Он не бежал, опомнившись. Весь заряд чувств он израсходовал на те несколько мгновений, которые прошли с момента его появления в квартире до убийства. Теперь он был холоден. Уложив труп на диван, он отпечатал на машинке «предсмертную» записку, обмотав палец носовым платком. Вот почему буквы в записке наскочили друг на друга. Ему повезло — в тот день Комиссарова вытирала пыль на столе и перекладывала стопы бумаги с места на место. Вот откуда на записке оказался отпечаток большого пальца правой руки Комиссаровой. Он же следа на листе не оставил…
А ненависть в нем все-таки была, ненависть к Рахманину.

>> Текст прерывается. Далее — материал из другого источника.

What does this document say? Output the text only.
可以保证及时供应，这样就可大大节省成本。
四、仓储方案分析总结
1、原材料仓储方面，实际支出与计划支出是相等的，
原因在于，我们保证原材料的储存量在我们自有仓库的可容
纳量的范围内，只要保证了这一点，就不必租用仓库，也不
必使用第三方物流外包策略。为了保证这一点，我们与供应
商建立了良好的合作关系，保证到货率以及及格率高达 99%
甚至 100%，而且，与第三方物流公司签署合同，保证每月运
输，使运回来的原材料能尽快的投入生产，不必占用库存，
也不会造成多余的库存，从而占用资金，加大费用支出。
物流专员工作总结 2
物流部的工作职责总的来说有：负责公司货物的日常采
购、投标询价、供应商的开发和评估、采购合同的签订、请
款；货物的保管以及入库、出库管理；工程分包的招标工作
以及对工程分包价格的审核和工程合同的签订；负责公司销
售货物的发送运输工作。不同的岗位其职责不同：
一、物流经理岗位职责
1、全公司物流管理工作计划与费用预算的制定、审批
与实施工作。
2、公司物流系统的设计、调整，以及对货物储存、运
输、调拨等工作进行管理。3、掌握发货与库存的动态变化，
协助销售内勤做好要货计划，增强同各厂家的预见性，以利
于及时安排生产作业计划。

Неудачники не любят удачливых. Я не сомневался, что это он прислал нам остатки дневника Комиссаровой не только для того, чтобы отвести подозрение от себя. Он нашел дневник в ночь убийства и унес с собой вместе с колье. Он ведь хорошо изучил привычки Комиссаровой и знал, где искать дневник. Может быть, уже тогда у него возникла мысль использовать записи Комиссаровой против Рахманина. Он придерживал дневник до тех пор, пока не почувствовал, что я больше не верю в самоубийство Комиссаровой…
И последнее — вещественные доказательства: бежевый костюм и желтые остроносые ботинки. Они, разодранные по швам и изрезанные, уже находились у нас. Их нашел на свалке Хмелев. Теперь все зависело от экспертов. На ключах, которые мы отдали для исследования, они должны были обнаружить невидимые для глаз ворсинки. Ведь спускаясь с балкона на балкон, Голованов не мог не положить их в карман. Но основная работа экспертам предстояла днем на балконе квартиры, хозяева которой возвращались из отпуска…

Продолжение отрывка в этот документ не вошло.